Financial Times Editorial - China's trade surplus spells trouble ahead
Copyright The Financial Times Limited 2007
Published: January 12 2007 02:00 | Last updated: January 12 2007 02:00
The 74 per cent rise in China's trade surplus last year should be setting off alarm bells in Beijing. They are already ringing in Washington, where members of both parties in the new Congress are reviving proposals aimed at forcing a revaluation of the renminbi. China should be concerned, not just because of the threat of worsening trade conflict with the US, but because the ballooning surplus is causing problems for its own economy.
Congress's fixation with the China "threat" and, in particular, with the level of the renminbi is seriously misplaced. Even a substantial appreciation of the currency would have little impact on the US trade deficit. On average, less than one-third of the value-added in China's exports is estimated to be local, so any loss to their competitiveness would be largely offset by a reduction in the price of imported industrial inputs. In so far as China's exports suffered at all, the main beneficiaries would be producers in even lower-cost locations, not in the US. Until the US stops spending more than it saves, its external deficit will remain.
The most powerful reason for China to allow its currency to rise is that doing so would be in its own economic interests. The market intervention needed to hold the renminbi down boosts domestic liquidity, fuelling asset price bubbles and greatly complicating the task of economic management. It also diverts into low-yielding foreign exchange reserves - chiefly of dollars - capital that could be used better and more profitably at home. For a country as poor as China thus to bankrollthe world's richest economy makesno sense.
Although the renminbi has edged up against the dollar since Beijing officially severed the link between the two 18 months ago, its effective exchange rate has scarcely budged. An artificially low exchange rate acts as a tax on Chinese consumers, cutting their purchasing power by raising import prices. That frustrates Beijing's stated goal of rebalancing growth by expanding domestic consumption and reducing dependence on exports. But a more flexible currency alone will not be enough to rectify China's economic imbalances. Firm action is needed to tackle their underlying cause: the country's persistently high savings rate, which exceeds even its huge investment levels. There is a strong case, too, for a fiscal stimulus to promote domestic consumption growth.
However, Beijing's moves towards those goals remain halting and timid. There are growing signs of bureaucratic paralysis, as the approach of November's national party Congress induces risk-aversion among senior policymakers eager for promotion. The result is to delay still further necessary economic measures that will, at best, take some time to work through. Meanwhile, China's trade surplus looks set to continue increasing this year.

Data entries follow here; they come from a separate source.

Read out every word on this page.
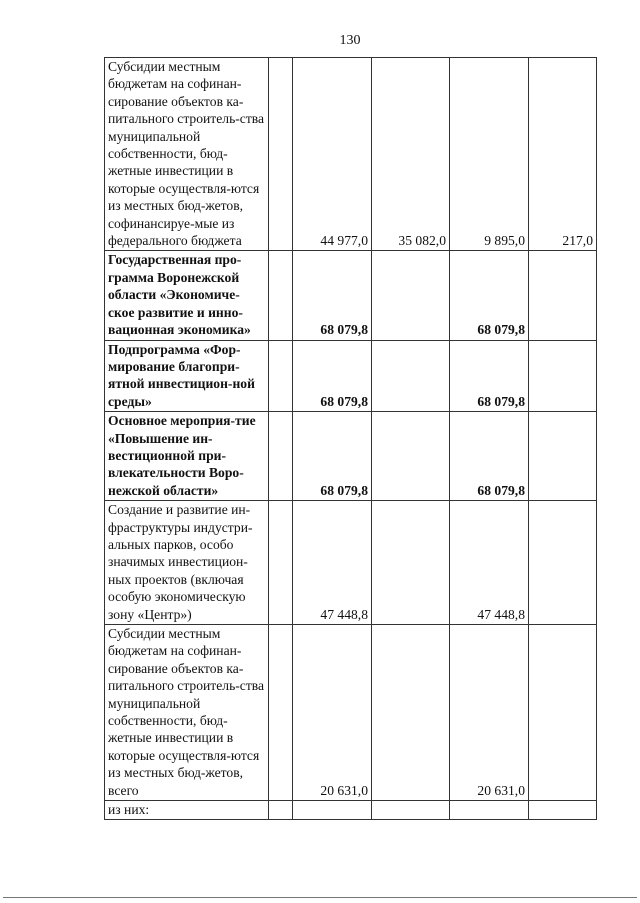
130
Субсидии местным бюджетам на софинан-сирование объектов ка-питального строитель-ства муниципальной собственности, бюд-жетные инвестиции в которые осуществля-ются из местных бюд-жетов, софинансируе-мые из федерального бюджета		44 977,0	35 082,0	9 895,0	217,0
Государственная про-грамма Воронежской области «Экономиче-ское развитие и инно-вационная экономика»		68 079,8		68 079,8	
Подпрограмма «Фор-мирование благопри-ятной инвестицион-ной среды»		68 079,8		68 079,8	
Основное мероприя-тие «Повышение ин-вестиционной при-влекательности Воро-нежской области»		68 079,8		68 079,8	
Создание и развитие ин-фраструктуры индустри-альных парков, особо значимых инвестицион-ных проектов (включая особую экономическую зону «Центр»)		47 448,8		47 448,8	
Субсидии местным бюджетам на софинан-сирование объектов ка-питального строитель-ства муниципальной собственности, бюд-жетные инвестиции в которые осуществля-ются из местных бюд-жетов, всего		20 631,0		20 631,0	
из них:					
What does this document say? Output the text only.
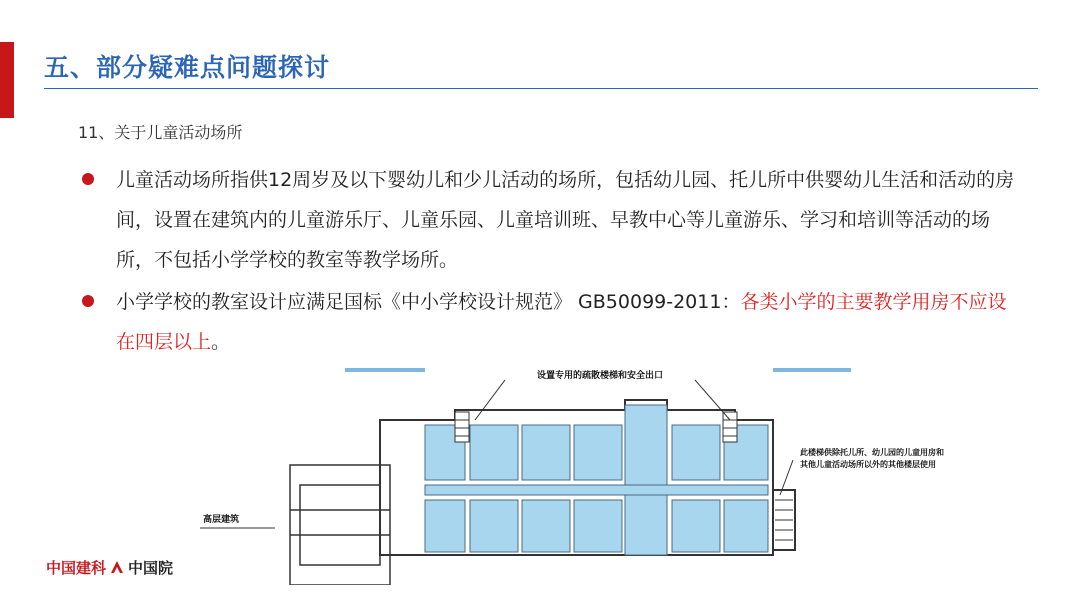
五、部分疑难点问题探讨
11、关于儿童活动场所
儿童活动场所指供12周岁及以下婴幼儿和少儿活动的场所，包括幼儿园、托儿所中供婴幼儿生活和活动的房间，设置在建筑内的儿童游乐厅、儿童乐园、儿童培训班、早教中心等儿童游乐、学习和培训等活动的场所，不包括小学学校的教室等教学场所。
小学学校的教室设计应满足国标《中小学校设计规范》 GB50099-2011：各类小学的主要教学用房不应设在四层以上。
设置专用的疏散楼梯和安全出口
此楼梯供除托儿所、幼儿园的儿童用房和
其他儿童活动场所以外的其他楼层使用
高层建筑
中国建科 中国院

Although export growth has slowed, import growth has tailed off much more sharply. Lower oil prices are one reason. However, the trend appears also to reflect a longer-term structural shift, as industries in China produce steadily more parts and assemblies that were previously imported.
It increasingly looks as though political alignments in Beijing and Washington are set on a collision course. It is in both sides' interest to change direction. Unless they see sense and do so soon, things could turn really ugly. The impact would be felt not just on relations between the two countries, but by the global economy as a whole.